Abstract

This work is an attempt to study and describe some varieties of non-glazed ceramic facing bricks (the carved clay) because the goods made of this material, as well as their peculiarities, and the role they played in the socioeconomical history, the aesthetics, and the architecture on Medieval Khwarezm have not been studied until the present day. The carved clay is a fragile, unfired, unglazed architectural millwork. This is why it is quite rarely found unbroken in the excavated building debris. The carved decorations on the clay support were omnipresent in the historical site ornamentation of the XII-XIV centuries AD. However, as we can judge by the surviving building details and by their fragments, in Khwarezm unglazed carved pottery, or pottery cast in the q a l ı p moulds and clay slipware had been in use since the VIII century AD (the Afrighids period, V-IX centuries AD). This is testified by the surviving medieval mausoleums, mosques, houses of the rich townspeople, and by the findings at the sites discovered by archaeological expeditions.

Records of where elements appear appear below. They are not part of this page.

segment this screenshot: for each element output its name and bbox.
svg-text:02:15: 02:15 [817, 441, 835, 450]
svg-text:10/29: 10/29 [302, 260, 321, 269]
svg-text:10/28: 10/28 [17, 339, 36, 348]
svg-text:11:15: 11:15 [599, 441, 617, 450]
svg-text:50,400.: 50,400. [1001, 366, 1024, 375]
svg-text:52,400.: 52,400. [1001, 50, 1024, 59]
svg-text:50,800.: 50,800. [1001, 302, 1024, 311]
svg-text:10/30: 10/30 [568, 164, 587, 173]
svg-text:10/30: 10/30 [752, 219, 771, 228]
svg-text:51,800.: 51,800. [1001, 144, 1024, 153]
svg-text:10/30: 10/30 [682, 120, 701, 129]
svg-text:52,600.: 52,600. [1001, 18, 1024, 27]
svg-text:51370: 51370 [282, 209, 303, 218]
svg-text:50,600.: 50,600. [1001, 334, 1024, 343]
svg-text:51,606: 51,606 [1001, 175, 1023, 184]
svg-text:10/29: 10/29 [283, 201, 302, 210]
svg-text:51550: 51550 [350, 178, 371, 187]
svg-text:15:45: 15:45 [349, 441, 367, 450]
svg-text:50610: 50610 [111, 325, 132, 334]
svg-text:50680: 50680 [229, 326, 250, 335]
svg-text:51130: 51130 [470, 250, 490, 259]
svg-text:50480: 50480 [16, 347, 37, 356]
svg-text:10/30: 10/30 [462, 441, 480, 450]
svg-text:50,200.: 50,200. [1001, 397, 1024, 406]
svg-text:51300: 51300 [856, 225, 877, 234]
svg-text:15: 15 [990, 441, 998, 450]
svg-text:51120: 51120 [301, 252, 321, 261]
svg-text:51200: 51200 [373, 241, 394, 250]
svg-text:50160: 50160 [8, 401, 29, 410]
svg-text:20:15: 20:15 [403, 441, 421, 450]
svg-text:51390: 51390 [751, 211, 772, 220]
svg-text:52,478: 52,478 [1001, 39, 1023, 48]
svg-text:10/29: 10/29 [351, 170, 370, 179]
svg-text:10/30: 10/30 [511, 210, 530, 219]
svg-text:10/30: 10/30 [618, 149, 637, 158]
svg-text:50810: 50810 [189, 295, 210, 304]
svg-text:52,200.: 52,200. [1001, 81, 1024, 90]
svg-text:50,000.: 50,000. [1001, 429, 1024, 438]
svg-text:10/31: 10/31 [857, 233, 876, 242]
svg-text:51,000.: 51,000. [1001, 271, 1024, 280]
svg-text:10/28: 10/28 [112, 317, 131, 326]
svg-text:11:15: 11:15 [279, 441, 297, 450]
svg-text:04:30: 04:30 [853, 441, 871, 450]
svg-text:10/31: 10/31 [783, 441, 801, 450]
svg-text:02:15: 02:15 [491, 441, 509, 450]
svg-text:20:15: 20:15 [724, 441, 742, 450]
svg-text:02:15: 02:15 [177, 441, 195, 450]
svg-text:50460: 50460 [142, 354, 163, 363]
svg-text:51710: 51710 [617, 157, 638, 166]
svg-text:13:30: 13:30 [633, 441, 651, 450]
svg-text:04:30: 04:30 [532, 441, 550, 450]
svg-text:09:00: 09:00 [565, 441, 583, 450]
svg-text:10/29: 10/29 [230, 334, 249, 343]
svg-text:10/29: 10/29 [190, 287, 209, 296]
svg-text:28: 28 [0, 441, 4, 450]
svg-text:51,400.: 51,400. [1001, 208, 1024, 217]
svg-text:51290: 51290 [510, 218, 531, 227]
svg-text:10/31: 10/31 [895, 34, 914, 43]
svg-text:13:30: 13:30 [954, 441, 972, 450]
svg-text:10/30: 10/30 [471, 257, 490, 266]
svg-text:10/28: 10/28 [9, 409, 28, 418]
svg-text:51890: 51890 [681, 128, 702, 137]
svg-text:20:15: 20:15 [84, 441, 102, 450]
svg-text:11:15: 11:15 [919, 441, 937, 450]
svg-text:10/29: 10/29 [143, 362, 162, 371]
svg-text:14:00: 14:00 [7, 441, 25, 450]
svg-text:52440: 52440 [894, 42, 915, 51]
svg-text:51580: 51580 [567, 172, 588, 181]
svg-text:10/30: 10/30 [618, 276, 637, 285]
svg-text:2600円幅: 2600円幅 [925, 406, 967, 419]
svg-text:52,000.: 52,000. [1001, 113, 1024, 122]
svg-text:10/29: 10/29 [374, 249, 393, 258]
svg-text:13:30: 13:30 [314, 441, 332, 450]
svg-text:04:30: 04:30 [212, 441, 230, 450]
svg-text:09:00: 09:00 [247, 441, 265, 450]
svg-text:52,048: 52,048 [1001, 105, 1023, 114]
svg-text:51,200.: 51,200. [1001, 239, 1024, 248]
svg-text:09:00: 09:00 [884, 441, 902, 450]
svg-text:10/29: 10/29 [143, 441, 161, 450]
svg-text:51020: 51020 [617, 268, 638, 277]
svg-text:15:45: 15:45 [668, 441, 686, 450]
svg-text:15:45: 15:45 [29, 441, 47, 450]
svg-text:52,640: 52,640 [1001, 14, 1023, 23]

The architectural decoration parts usually had an epigraphical or botanical ornament. The carved ornament could include semiabstract botanical motives (any petals, leaves, branches), or geometrical ones, looking like entangled bands, curls, and inscriptions made in N a s k h Arabian calligraphic style. Initially, the ornament was carved in raw clay and then fired in pottery kilns. Closing the interdisciplinary gap in the studying of the cultural heritage of Central Asia – explicitly its architectural and aesthetic aspects – is deemed utterly important. The use of certain technologies in the production of the architectural decorations specifically from the carved clay indirectly allows to reveal and describe the social and economic practices pertaining to the medieval society and state. The results and conclusions have an applied significance for recreating the complete decorations of the historical Khwarezmian architectural sites. Besides, the materials accumulated in this work may be of interest for art experts, orientalists, and architectural historians.